Start with the preset that matches your appetite for latency and churn:

  • conservative: smallest advanced surface, lowest ongoing spend
  • balanced: recommended default for most installs
  • research-max: broadest shipped experimental surface
  • local-llm-heavy: biases expensive helper/extraction paths toward local inference

Budget Mapping

The original roadmap named budgets at a higher level than the current runtime surface.
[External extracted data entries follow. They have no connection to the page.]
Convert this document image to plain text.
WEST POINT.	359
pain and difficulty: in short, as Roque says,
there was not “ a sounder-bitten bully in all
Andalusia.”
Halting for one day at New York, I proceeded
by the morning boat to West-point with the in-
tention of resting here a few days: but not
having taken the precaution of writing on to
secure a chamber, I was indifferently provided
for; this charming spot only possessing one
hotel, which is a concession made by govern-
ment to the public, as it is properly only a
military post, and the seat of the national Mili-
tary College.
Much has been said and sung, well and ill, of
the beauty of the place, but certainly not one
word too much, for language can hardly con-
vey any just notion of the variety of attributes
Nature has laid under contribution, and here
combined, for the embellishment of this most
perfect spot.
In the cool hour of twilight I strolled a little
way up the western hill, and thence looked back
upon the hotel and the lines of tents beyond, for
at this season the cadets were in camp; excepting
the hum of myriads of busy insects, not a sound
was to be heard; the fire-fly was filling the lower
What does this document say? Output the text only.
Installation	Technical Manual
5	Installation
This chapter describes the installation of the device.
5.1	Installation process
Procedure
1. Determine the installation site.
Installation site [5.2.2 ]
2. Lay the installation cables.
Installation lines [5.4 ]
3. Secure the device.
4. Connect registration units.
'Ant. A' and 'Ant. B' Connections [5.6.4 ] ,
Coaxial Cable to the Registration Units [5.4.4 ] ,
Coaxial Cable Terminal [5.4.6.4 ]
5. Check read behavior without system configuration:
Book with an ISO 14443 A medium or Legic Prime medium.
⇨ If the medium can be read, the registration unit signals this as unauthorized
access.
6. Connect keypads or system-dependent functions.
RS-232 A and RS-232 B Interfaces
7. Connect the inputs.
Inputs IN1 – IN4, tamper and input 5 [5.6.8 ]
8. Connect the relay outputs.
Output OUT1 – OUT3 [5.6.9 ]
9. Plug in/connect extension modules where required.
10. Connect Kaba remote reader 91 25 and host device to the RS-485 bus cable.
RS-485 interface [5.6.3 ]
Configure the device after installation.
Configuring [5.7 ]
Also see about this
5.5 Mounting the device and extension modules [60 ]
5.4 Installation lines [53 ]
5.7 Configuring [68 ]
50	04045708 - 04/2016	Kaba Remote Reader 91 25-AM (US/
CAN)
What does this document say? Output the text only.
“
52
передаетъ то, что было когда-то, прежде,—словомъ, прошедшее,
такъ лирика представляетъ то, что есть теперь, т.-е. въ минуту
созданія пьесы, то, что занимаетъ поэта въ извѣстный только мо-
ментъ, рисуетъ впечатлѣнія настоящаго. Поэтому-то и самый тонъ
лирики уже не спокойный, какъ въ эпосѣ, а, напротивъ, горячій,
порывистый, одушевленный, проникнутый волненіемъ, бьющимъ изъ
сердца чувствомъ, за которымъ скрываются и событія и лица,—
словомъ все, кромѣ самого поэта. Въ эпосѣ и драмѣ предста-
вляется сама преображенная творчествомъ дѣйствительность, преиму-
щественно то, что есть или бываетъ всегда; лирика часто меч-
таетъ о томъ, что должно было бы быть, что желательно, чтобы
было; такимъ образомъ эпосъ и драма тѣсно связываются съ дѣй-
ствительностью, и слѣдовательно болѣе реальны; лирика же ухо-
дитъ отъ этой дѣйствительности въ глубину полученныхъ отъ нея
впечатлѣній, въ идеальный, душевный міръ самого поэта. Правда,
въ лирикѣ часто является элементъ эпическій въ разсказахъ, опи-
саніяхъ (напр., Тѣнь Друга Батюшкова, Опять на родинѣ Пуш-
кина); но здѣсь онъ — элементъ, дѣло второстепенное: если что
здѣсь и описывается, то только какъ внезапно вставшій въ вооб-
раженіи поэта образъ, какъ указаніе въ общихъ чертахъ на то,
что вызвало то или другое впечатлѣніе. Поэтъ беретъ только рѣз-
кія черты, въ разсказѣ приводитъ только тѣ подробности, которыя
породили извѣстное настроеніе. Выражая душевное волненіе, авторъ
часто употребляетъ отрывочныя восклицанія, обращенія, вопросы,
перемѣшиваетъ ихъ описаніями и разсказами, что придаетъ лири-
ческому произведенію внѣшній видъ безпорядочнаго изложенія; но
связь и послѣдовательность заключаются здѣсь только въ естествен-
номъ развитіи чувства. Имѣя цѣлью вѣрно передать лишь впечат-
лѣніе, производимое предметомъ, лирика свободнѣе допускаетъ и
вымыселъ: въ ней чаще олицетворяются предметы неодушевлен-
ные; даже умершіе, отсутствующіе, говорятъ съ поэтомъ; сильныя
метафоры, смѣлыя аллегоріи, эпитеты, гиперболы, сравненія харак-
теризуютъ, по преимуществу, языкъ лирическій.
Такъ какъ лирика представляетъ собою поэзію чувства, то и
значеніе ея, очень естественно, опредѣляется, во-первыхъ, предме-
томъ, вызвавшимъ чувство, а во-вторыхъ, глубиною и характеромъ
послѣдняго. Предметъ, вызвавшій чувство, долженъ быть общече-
Use this mapping when tuning a live install:

Roadmap knob Live config surface
maxRecallTokens maxMemoryTokens and recallBudgetChars
maxRecallMs Use stage-specific limits such as recallPlannerTimeoutMs, conversationRecallTimeoutMs, and rerankTimeoutMs
maxCompressionTokensPerHour maxCompressionTokensPerHour
maxGraphTraversalSteps maxGraphTraversalSteps
maxArtifactsPerSession No dedicated per-session cap; use verbatimArtifactsEnabled, verbatimArtifactsMaxRecall, and artifact-category scoping
maxProactiveQuestionsPerExtraction maxProactiveQuestionsPerExtraction
maxProactiveExtractionMs proactiveExtractionTimeoutMs
maxProactiveExtractionTokens proactiveExtractionMaxTokens
indexRefreshBudgetMs Use qmdUpdateMinIntervalMs, qmdUpdateTimeoutMs, and conversationIndexMinUpdateIntervalMs

Lowest-Risk Rollout

  1. Start with memoryOsPreset: "conservative" or memoryOsPreset: "balanced".
  2. Keep maxCompressionTokensPerHour and maxProactiveQuestionsPerExtraction at their defaults until baseline recall is stable.
  3. Keep proactiveExtractionTimeoutMs and proactiveExtractionMaxTokens low until you trust the second-pass memory additions.
  4. Raise maxMemoryTokens only after you know which sections are providing real value.
  5. Enable graph traversal only after checking that standard recall already finds the right seeds.

Practical Levers

  • If recall payloads are too large, lower maxMemoryTokens before changing per-section budgets.
  • If ranking is too slow, lower rerankTimeoutMs and keep rerank fail-open.
  • If transcript recall is too expensive, lower conversationRecallTopK or conversationRecallMaxChars.
  • If compression-learning churn is too high, set maxCompressionTokensPerHour: 0.
  • If proactive extraction is noisy, set maxProactiveQuestionsPerExtraction: 0.
  • If proactive extraction is slow, lower proactiveExtractionTimeoutMs or proactiveExtractionMaxTokens, or set either to 0 to hard-disable the second pass.

What Engram Does Not Currently Expose

Two roadmap knobs remain intentionally unshipped as first-class fields:

  • a single global maxRecallMs
  • a dedicated maxArtifactsPerSession

Engram uses stage-specific timeouts and artifact gating instead. That keeps the live runtime aligned with the actual retrieval paths rather than pretending everything can be bounded by one coarse timer.